Nous remontâmes… Devais-je me plaindre, devais-je me louer? Quelle récompense de ce que je venais encore de faire pour lui! Mais le monstre n'en pouvait-il pas faire davantage? Ne pouvait-il pas me faire perdre la vie? Oh, quel homme!
Roland enfin prépara son départ. Il vint me voir la veille à minuit; je me jette à ses pieds, je le conjure avec les plus vives instances de me rendre la liberté et d'y joindre le peu qu'il voudrait d'argent pour me conduire à Grenoble.
– A Grenoble! Assurément non, Thérèse, tu nous y dénoncerais.
– Eh bien! monsieur, lui dis-je en arrosant ses genoux de mes larmes, je vous fais serment de n'y jamais aller, et pour vous en convaincre, daignez me conduire avec vous jusqu'à Venise; peut-être n'y trouverai-je pas des cœurs aussi durs que dans ma patrie, et une fois que vous aurez bien voulu m'y rendre, je vous jure sur tout ce qu'il y a de plus saint de ne vous y jamais importuner.

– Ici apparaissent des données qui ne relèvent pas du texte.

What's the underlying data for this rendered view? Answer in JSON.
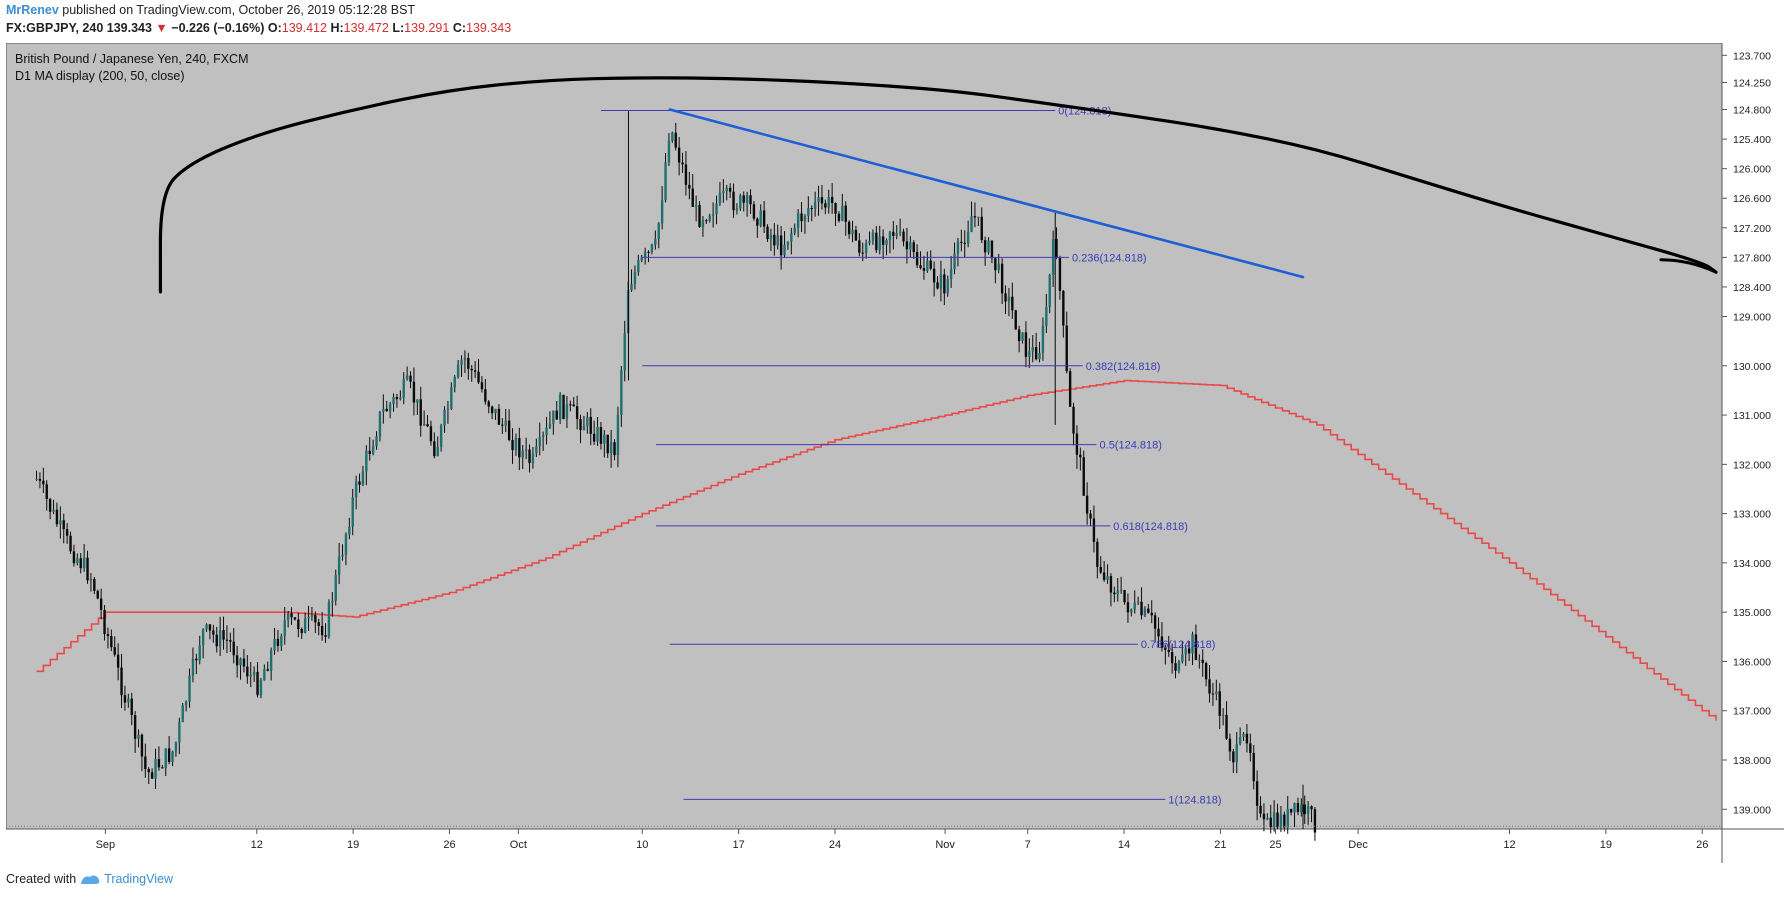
{
  "header": {
    "author": "MrRenev",
    "published_text": " published on TradingView.com, October 26, 2019 05:12:28 BST"
  },
  "quote": {
    "symbol": "FX:GBPJPY, 240",
    "last": "139.343",
    "arrow": "▼",
    "change": "−0.226 (−0.16%)",
    "open_label": "O:",
    "open": "139.412",
    "high_label": "H:",
    "high": "139.472",
    "low_label": "L:",
    "low": "139.291",
    "close_label": "C:",
    "close": "139.343"
  },
  "legend": {
    "title": "British Pound / Japanese Yen, 240, FXCM",
    "indicator": "D1 MA display (200, 50, close)"
  },
  "footer": {
    "created_with": "Created with",
    "brand": "TradingView"
  },
  "colors": {
    "background": "#c0c0c0",
    "candle": "#0b0b0b",
    "candle_accent": "#1f6f73",
    "ma_line": "#e84a4a",
    "black_curve": "#000000",
    "trendline": "#1e5fd6",
    "fib": "#3b3bb5",
    "fib_text": "#3b3bb5"
  },
  "chart_data": {
    "type": "candlestick",
    "title": "British Pound / Japanese Yen, 240, FXCM",
    "y_axis": {
      "inverted": true,
      "ylim": [
        123.45,
        139.4
      ],
      "tick_labels": [
        "123.700",
        "124.250",
        "124.800",
        "125.400",
        "126.000",
        "126.600",
        "127.200",
        "127.800",
        "128.400",
        "129.000",
        "130.000",
        "131.000",
        "132.000",
        "133.000",
        "134.000",
        "135.000",
        "136.000",
        "137.000",
        "138.000",
        "139.000"
      ],
      "tick_values": [
        123.7,
        124.25,
        124.8,
        125.4,
        126.0,
        126.6,
        127.2,
        127.8,
        128.4,
        129.0,
        130.0,
        131.0,
        132.0,
        133.0,
        134.0,
        135.0,
        136.0,
        137.0,
        138.0,
        139.0
      ]
    },
    "x_axis": {
      "tick_labels": [
        "Sep",
        "12",
        "19",
        "26",
        "Oct",
        "10",
        "17",
        "24",
        "Nov",
        "7",
        "14",
        "21",
        "25",
        "Dec",
        "12",
        "19",
        "26"
      ],
      "tick_dates": [
        "2019-09-01",
        "2019-09-12",
        "2019-09-19",
        "2019-09-26",
        "2019-10-01",
        "2019-10-10",
        "2019-10-17",
        "2019-10-24",
        "2019-11-01",
        "2019-11-07",
        "2019-11-14",
        "2019-11-21",
        "2019-11-25",
        "2019-12-01",
        "2019-12-12",
        "2019-12-19",
        "2019-12-26"
      ]
    },
    "price_path": [
      {
        "date": "2019-08-27",
        "price": 132.3
      },
      {
        "date": "2019-08-29",
        "price": 133.5
      },
      {
        "date": "2019-08-31",
        "price": 134.3
      },
      {
        "date": "2019-09-02",
        "price": 136.3
      },
      {
        "date": "2019-09-04",
        "price": 138.3
      },
      {
        "date": "2019-09-06",
        "price": 137.8
      },
      {
        "date": "2019-09-08",
        "price": 135.4
      },
      {
        "date": "2019-09-10",
        "price": 135.6
      },
      {
        "date": "2019-09-12",
        "price": 136.5
      },
      {
        "date": "2019-09-14",
        "price": 135.2
      },
      {
        "date": "2019-09-17",
        "price": 135.3
      },
      {
        "date": "2019-09-19",
        "price": 132.7
      },
      {
        "date": "2019-09-21",
        "price": 131.0
      },
      {
        "date": "2019-09-23",
        "price": 130.4
      },
      {
        "date": "2019-09-25",
        "price": 131.7
      },
      {
        "date": "2019-09-27",
        "price": 129.8
      },
      {
        "date": "2019-09-30",
        "price": 131.3
      },
      {
        "date": "2019-10-02",
        "price": 132.0
      },
      {
        "date": "2019-10-04",
        "price": 130.8
      },
      {
        "date": "2019-10-06",
        "price": 131.2
      },
      {
        "date": "2019-10-08",
        "price": 131.7
      },
      {
        "date": "2019-10-09",
        "price": 128.3
      },
      {
        "date": "2019-10-10",
        "price": 127.9
      },
      {
        "date": "2019-10-11",
        "price": 127.6
      },
      {
        "date": "2019-10-12",
        "price": 125.1
      },
      {
        "date": "2019-10-14",
        "price": 127.0
      },
      {
        "date": "2019-10-16",
        "price": 126.6
      },
      {
        "date": "2019-10-18",
        "price": 126.8
      },
      {
        "date": "2019-10-20",
        "price": 127.6
      },
      {
        "date": "2019-10-22",
        "price": 126.8
      },
      {
        "date": "2019-10-24",
        "price": 126.7
      },
      {
        "date": "2019-10-26",
        "price": 127.7
      },
      {
        "date": "2019-10-28",
        "price": 127.2
      },
      {
        "date": "2019-10-30",
        "price": 127.9
      },
      {
        "date": "2019-11-01",
        "price": 128.4
      },
      {
        "date": "2019-11-03",
        "price": 126.9
      },
      {
        "date": "2019-11-05",
        "price": 128.2
      },
      {
        "date": "2019-11-07",
        "price": 129.8
      },
      {
        "date": "2019-11-08",
        "price": 129.6
      },
      {
        "date": "2019-11-09",
        "price": 127.3
      },
      {
        "date": "2019-11-10",
        "price": 130.8
      },
      {
        "date": "2019-11-11",
        "price": 132.3
      },
      {
        "date": "2019-11-12",
        "price": 134.0
      },
      {
        "date": "2019-11-14",
        "price": 134.8
      },
      {
        "date": "2019-11-16",
        "price": 135.2
      },
      {
        "date": "2019-11-18",
        "price": 136.2
      },
      {
        "date": "2019-11-19",
        "price": 135.6
      },
      {
        "date": "2019-11-20",
        "price": 136.4
      },
      {
        "date": "2019-11-21",
        "price": 137.0
      },
      {
        "date": "2019-11-22",
        "price": 138.0
      },
      {
        "date": "2019-11-23",
        "price": 137.4
      },
      {
        "date": "2019-11-24",
        "price": 139.4
      },
      {
        "date": "2019-11-27",
        "price": 139.0
      },
      {
        "date": "2019-11-28",
        "price": 139.3
      }
    ],
    "ma_line": [
      {
        "date": "2019-08-27",
        "price": 136.2
      },
      {
        "date": "2019-09-01",
        "price": 135.0
      },
      {
        "date": "2019-09-05",
        "price": 135.0
      },
      {
        "date": "2019-09-14",
        "price": 135.0
      },
      {
        "date": "2019-09-19",
        "price": 135.1
      },
      {
        "date": "2019-09-26",
        "price": 134.6
      },
      {
        "date": "2019-10-03",
        "price": 133.9
      },
      {
        "date": "2019-10-10",
        "price": 133.0
      },
      {
        "date": "2019-10-17",
        "price": 132.2
      },
      {
        "date": "2019-10-24",
        "price": 131.5
      },
      {
        "date": "2019-11-01",
        "price": 131.0
      },
      {
        "date": "2019-11-07",
        "price": 130.6
      },
      {
        "date": "2019-11-14",
        "price": 130.3
      },
      {
        "date": "2019-11-21",
        "price": 130.4
      },
      {
        "date": "2019-11-28",
        "price": 131.2
      },
      {
        "date": "2019-12-05",
        "price": 132.6
      },
      {
        "date": "2019-12-12",
        "price": 134.0
      },
      {
        "date": "2019-12-19",
        "price": 135.5
      },
      {
        "date": "2019-12-26",
        "price": 137.0
      },
      {
        "date": "2019-12-27",
        "price": 137.2
      }
    ],
    "black_curve": [
      {
        "date": "2019-09-05",
        "price": 128.5
      },
      {
        "date": "2019-09-05",
        "price": 126.5
      },
      {
        "date": "2019-09-07",
        "price": 125.9
      },
      {
        "date": "2019-09-12",
        "price": 125.3
      },
      {
        "date": "2019-09-19",
        "price": 124.8
      },
      {
        "date": "2019-09-26",
        "price": 124.4
      },
      {
        "date": "2019-10-03",
        "price": 124.2
      },
      {
        "date": "2019-10-10",
        "price": 124.15
      },
      {
        "date": "2019-10-17",
        "price": 124.17
      },
      {
        "date": "2019-10-24",
        "price": 124.25
      },
      {
        "date": "2019-11-01",
        "price": 124.4
      },
      {
        "date": "2019-11-07",
        "price": 124.62
      },
      {
        "date": "2019-11-14",
        "price": 124.9
      },
      {
        "date": "2019-11-21",
        "price": 125.2
      },
      {
        "date": "2019-11-28",
        "price": 125.6
      },
      {
        "date": "2019-12-05",
        "price": 126.2
      },
      {
        "date": "2019-12-12",
        "price": 126.8
      },
      {
        "date": "2019-12-19",
        "price": 127.35
      },
      {
        "date": "2019-12-26",
        "price": 127.9
      },
      {
        "date": "2019-12-27",
        "price": 128.1
      }
    ],
    "trendline": {
      "from": {
        "date": "2019-10-12",
        "price": 124.8
      },
      "to": {
        "date": "2019-11-27",
        "price": 128.2
      }
    },
    "fib_levels": [
      {
        "label": "0(124.818)",
        "price": 124.82,
        "start": "2019-10-07",
        "end": "2019-11-09"
      },
      {
        "label": "0.236(124.818)",
        "price": 127.8,
        "start": "2019-10-10",
        "end": "2019-11-10"
      },
      {
        "label": "0.382(124.818)",
        "price": 130.0,
        "start": "2019-10-10",
        "end": "2019-11-11"
      },
      {
        "label": "0.5(124.818)",
        "price": 131.6,
        "start": "2019-10-11",
        "end": "2019-11-12"
      },
      {
        "label": "0.618(124.818)",
        "price": 133.25,
        "start": "2019-10-11",
        "end": "2019-11-13"
      },
      {
        "label": "0.786(124.818)",
        "price": 135.65,
        "start": "2019-10-12",
        "end": "2019-11-15"
      },
      {
        "label": "1(124.818)",
        "price": 138.8,
        "start": "2019-10-13",
        "end": "2019-11-17"
      }
    ],
    "grid": false,
    "legend": "top-left"
  }
}
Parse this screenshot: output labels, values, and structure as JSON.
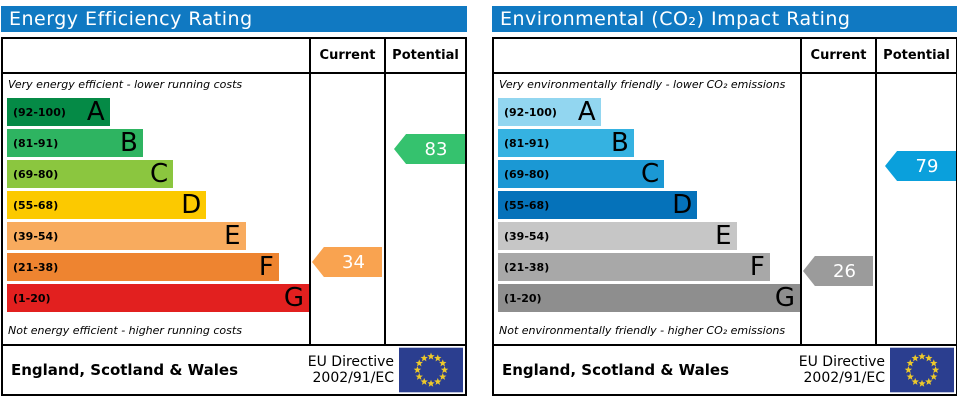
{
  "chart_data": [
    {
      "type": "bar",
      "panel": "energy-efficiency",
      "title": "Energy Efficiency Rating",
      "title_bg": "#1079c2",
      "columns": {
        "current_label": "Current",
        "potential_label": "Potential"
      },
      "caption_top": "Very energy efficient - lower running costs",
      "caption_bottom": "Not energy efficient - higher running costs",
      "bands": [
        {
          "letter": "A",
          "label": "(92-100)",
          "min": 92,
          "max": 100,
          "color": "#058a46",
          "width_pct": 34
        },
        {
          "letter": "B",
          "label": "(81-91)",
          "min": 81,
          "max": 91,
          "color": "#2eb461",
          "width_pct": 45
        },
        {
          "letter": "C",
          "label": "(69-80)",
          "min": 69,
          "max": 80,
          "color": "#8bc63f",
          "width_pct": 55
        },
        {
          "letter": "D",
          "label": "(55-68)",
          "min": 55,
          "max": 68,
          "color": "#fcc900",
          "width_pct": 66
        },
        {
          "letter": "E",
          "label": "(39-54)",
          "min": 39,
          "max": 54,
          "color": "#f8ab5e",
          "width_pct": 79
        },
        {
          "letter": "F",
          "label": "(21-38)",
          "min": 21,
          "max": 38,
          "color": "#ee8430",
          "width_pct": 90
        },
        {
          "letter": "G",
          "label": "(1-20)",
          "min": 1,
          "max": 20,
          "color": "#e2201f",
          "width_pct": 100
        }
      ],
      "current": {
        "value": 34,
        "band": "F",
        "color": "#f9a350"
      },
      "potential": {
        "value": 83,
        "band": "B",
        "color": "#35c26e"
      },
      "footer": {
        "region": "England, Scotland & Wales",
        "directive_line1": "EU Directive",
        "directive_line2": "2002/91/EC",
        "flag_field": "#2b3e8f",
        "flag_stars": "#edc92a"
      }
    },
    {
      "type": "bar",
      "panel": "environmental-co2-impact",
      "title": "Environmental (CO₂) Impact Rating",
      "title_bg": "#1079c2",
      "columns": {
        "current_label": "Current",
        "potential_label": "Potential"
      },
      "caption_top": "Very environmentally friendly - lower CO₂ emissions",
      "caption_bottom": "Not environmentally friendly - higher CO₂ emissions",
      "bands": [
        {
          "letter": "A",
          "label": "(92-100)",
          "min": 92,
          "max": 100,
          "color": "#92d6f0",
          "width_pct": 34
        },
        {
          "letter": "B",
          "label": "(81-91)",
          "min": 81,
          "max": 91,
          "color": "#35b2e1",
          "width_pct": 45
        },
        {
          "letter": "C",
          "label": "(69-80)",
          "min": 69,
          "max": 80,
          "color": "#1b98d4",
          "width_pct": 55
        },
        {
          "letter": "D",
          "label": "(55-68)",
          "min": 55,
          "max": 68,
          "color": "#0572ba",
          "width_pct": 66
        },
        {
          "letter": "E",
          "label": "(39-54)",
          "min": 39,
          "max": 54,
          "color": "#c6c6c6",
          "width_pct": 79
        },
        {
          "letter": "F",
          "label": "(21-38)",
          "min": 21,
          "max": 38,
          "color": "#a8a8a8",
          "width_pct": 90
        },
        {
          "letter": "G",
          "label": "(1-20)",
          "min": 1,
          "max": 20,
          "color": "#8e8e8e",
          "width_pct": 100
        }
      ],
      "current": {
        "value": 26,
        "band": "F",
        "color": "#9b9b9b"
      },
      "potential": {
        "value": 79,
        "band": "C",
        "color": "#0aa0dc"
      },
      "footer": {
        "region": "England, Scotland & Wales",
        "directive_line1": "EU Directive",
        "directive_line2": "2002/91/EC",
        "flag_field": "#2b3e8f",
        "flag_stars": "#edc92a"
      }
    }
  ]
}
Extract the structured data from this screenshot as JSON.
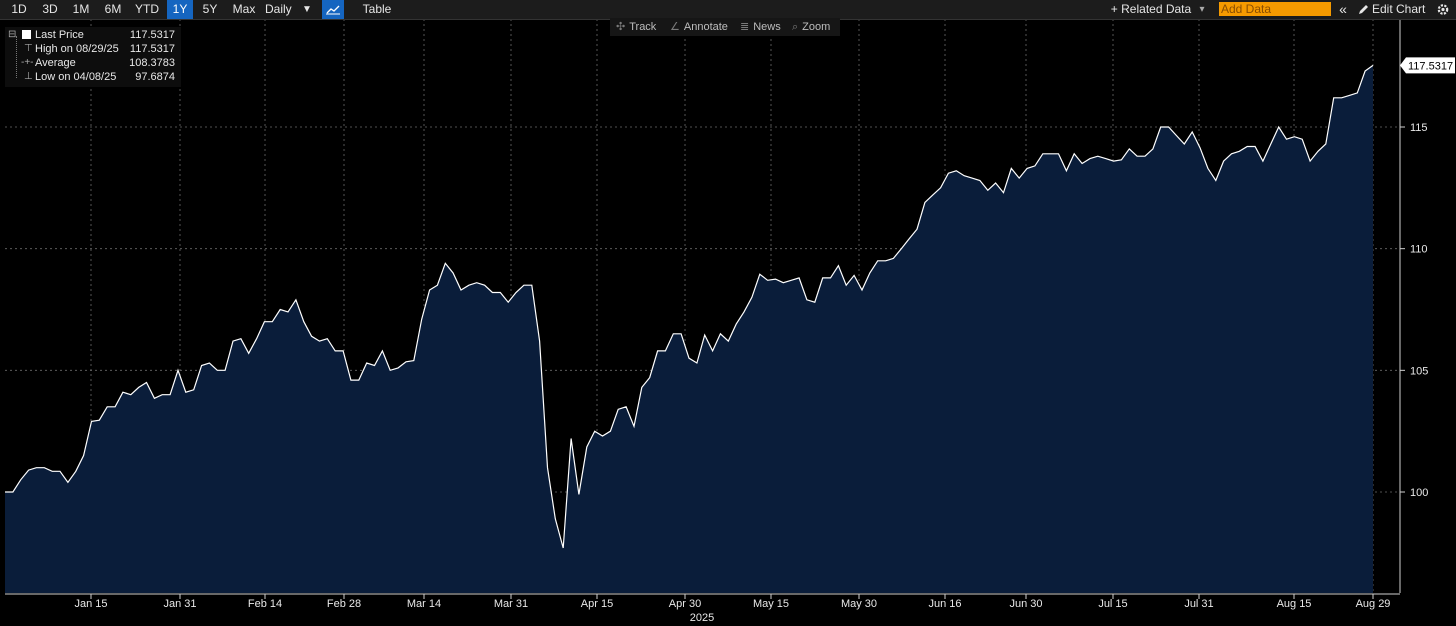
{
  "toolbar": {
    "ranges": [
      "1D",
      "3D",
      "1M",
      "6M",
      "YTD",
      "1Y",
      "5Y",
      "Max"
    ],
    "active_range": "1Y",
    "frequency": "Daily",
    "frequency_arrow": "▼",
    "table_label": "Table",
    "related_data": "+ Related Data",
    "related_arrow": "▾",
    "add_data_placeholder": "Add Data",
    "collapse_glyph": "«",
    "edit_chart": "Edit Chart",
    "edit_icon": "pencil-icon",
    "settings_icon": "gear-icon",
    "accent_color": "#1565c0",
    "add_data_color": "#f59a00"
  },
  "subtools": {
    "track": "Track",
    "annotate": "Annotate",
    "news": "News",
    "zoom": "Zoom"
  },
  "legend": {
    "last_label": "Last Price",
    "last_value": "117.5317",
    "high_label": "High on 08/29/25",
    "high_value": "117.5317",
    "avg_label": "Average",
    "avg_value": "108.3783",
    "low_label": "Low on 04/08/25",
    "low_value": "97.6874"
  },
  "chart_data": {
    "type": "area",
    "x_ticks": [
      "Jan 15",
      "Jan 31",
      "Feb 14",
      "Feb 28",
      "Mar 14",
      "Mar 31",
      "Apr 15",
      "Apr 30",
      "May 15",
      "May 30",
      "Jun 16",
      "Jun 30",
      "Jul 15",
      "Jul 31",
      "Aug 15",
      "Aug 29"
    ],
    "x_year_label": "2025",
    "y_ticks": [
      100,
      105,
      110,
      115
    ],
    "ylim": [
      95.8,
      120.2
    ],
    "last_value_label": "117.5317",
    "grid": true,
    "line_color": "#ffffff",
    "fill_color": "#0a1d3a",
    "series": [
      {
        "values": [
          100.0,
          100.0,
          100.5,
          100.9,
          101.0,
          101.0,
          100.85,
          100.85,
          100.4,
          100.85,
          101.5,
          102.9,
          102.95,
          103.5,
          103.5,
          104.1,
          104.0,
          104.3,
          104.5,
          103.85,
          104.0,
          104.0,
          105.0,
          104.1,
          104.2,
          105.2,
          105.3,
          105.0,
          105.0,
          106.2,
          106.3,
          105.7,
          106.3,
          107.0,
          107.0,
          107.5,
          107.4,
          107.9,
          107.0,
          106.4,
          106.2,
          106.3,
          105.8,
          105.8,
          104.6,
          104.6,
          105.3,
          105.2,
          105.8,
          105.0,
          105.1,
          105.35,
          105.4,
          107.1,
          108.3,
          108.5,
          109.4,
          109.0,
          108.3,
          108.5,
          108.6,
          108.5,
          108.2,
          108.2,
          107.8,
          108.2,
          108.5,
          108.5,
          106.2,
          101.0,
          98.9,
          97.7,
          102.2,
          99.9,
          101.85,
          102.5,
          102.3,
          102.5,
          103.4,
          103.5,
          102.7,
          104.3,
          104.7,
          105.8,
          105.8,
          106.5,
          106.5,
          105.5,
          105.3,
          106.45,
          105.8,
          106.5,
          106.2,
          106.9,
          107.4,
          108.0,
          108.95,
          108.7,
          108.75,
          108.6,
          108.7,
          108.8,
          107.9,
          107.8,
          108.8,
          108.8,
          109.3,
          108.5,
          108.9,
          108.3,
          109.0,
          109.5,
          109.5,
          109.6,
          110.0,
          110.4,
          110.8,
          111.9,
          112.2,
          112.5,
          113.1,
          113.2,
          113.0,
          112.9,
          112.8,
          112.4,
          112.7,
          112.3,
          113.3,
          112.9,
          113.3,
          113.4,
          113.9,
          113.9,
          113.9,
          113.2,
          113.9,
          113.5,
          113.7,
          113.8,
          113.7,
          113.6,
          113.65,
          114.1,
          113.8,
          113.8,
          114.1,
          115.0,
          115.0,
          114.65,
          114.3,
          114.8,
          114.15,
          113.3,
          112.8,
          113.6,
          113.9,
          114.0,
          114.2,
          114.2,
          113.6,
          114.3,
          115.0,
          114.5,
          114.6,
          114.5,
          113.6,
          114.0,
          114.3,
          116.2,
          116.2,
          116.3,
          116.4,
          117.3,
          117.5317
        ]
      }
    ]
  }
}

– Je ne te donnerai pas un secours, pas un sou, me répondit durement cet insigne coquin; tout ce qui tient à la pitié, à la commisération, à la reconnaissance, est si loin de mon cœur, que fussé-je trois fois plus riche que je ne le suis, on ne me verrait pas donner un écu à un pauvre: le spectacle de l'infortune m'irrite, il m'amuse, et quand je ne peux pas faire le mal moi-même, je jouis avec délices de celui que fait la main du sort. J'ai des principes sur cela dont je ne m'écarterai point, Thérèse; le pauvre est dans l'ordre de la nature: en créant les hommes de forces inégales, elle nous a convaincus du désir qu'elle avait que cette inégalité se conservât, même dans les changements que notre civilisation apporterait à ses lois; soulager l'indigent est anéantir l'ordre établi; c'est s'opposer à celui de la nature, c'est renverser l'équilibre qui est la base de ses plus sublimes arrangements; c'est travailler à une égalité dangereuse pour la société; c'est encourager l'indolence et la fainéantise; c'est apprendre au pauvre à voler l'homme riche, quand il plaira à celui-ci de refuser son secours, et cela par l'habitude où ces secours auront mis le pauvre de les obtenir sans travail.
– Oh! monsieur, que ces principes sont durs! Parleriez-vous de cette manière si vous n'aviez pas toujours été riche?
– Cela se peut, Thérèse; chacun a sa façon de voir, telle est la mienne, et je n'en changerai pas. On se plaint des mendiants en France: si l'on voulait, il n'y en aurait bientôt plus; on n'en aurait pas pendu sept ou huit mille que cette infâme engeance disparaîtrait bientôt. Le corps politique doit avoir sur cela les mêmes règles que le corps physique. Un homme dévoré de vermine la laisserait-il subsister sur lui par commisération? Ne déracinons-nous pas dans nos jardins la plante parasite qui nuit au végétal utile? Pourquoi donc, dans ce cas-ci, vouloir agir différemment?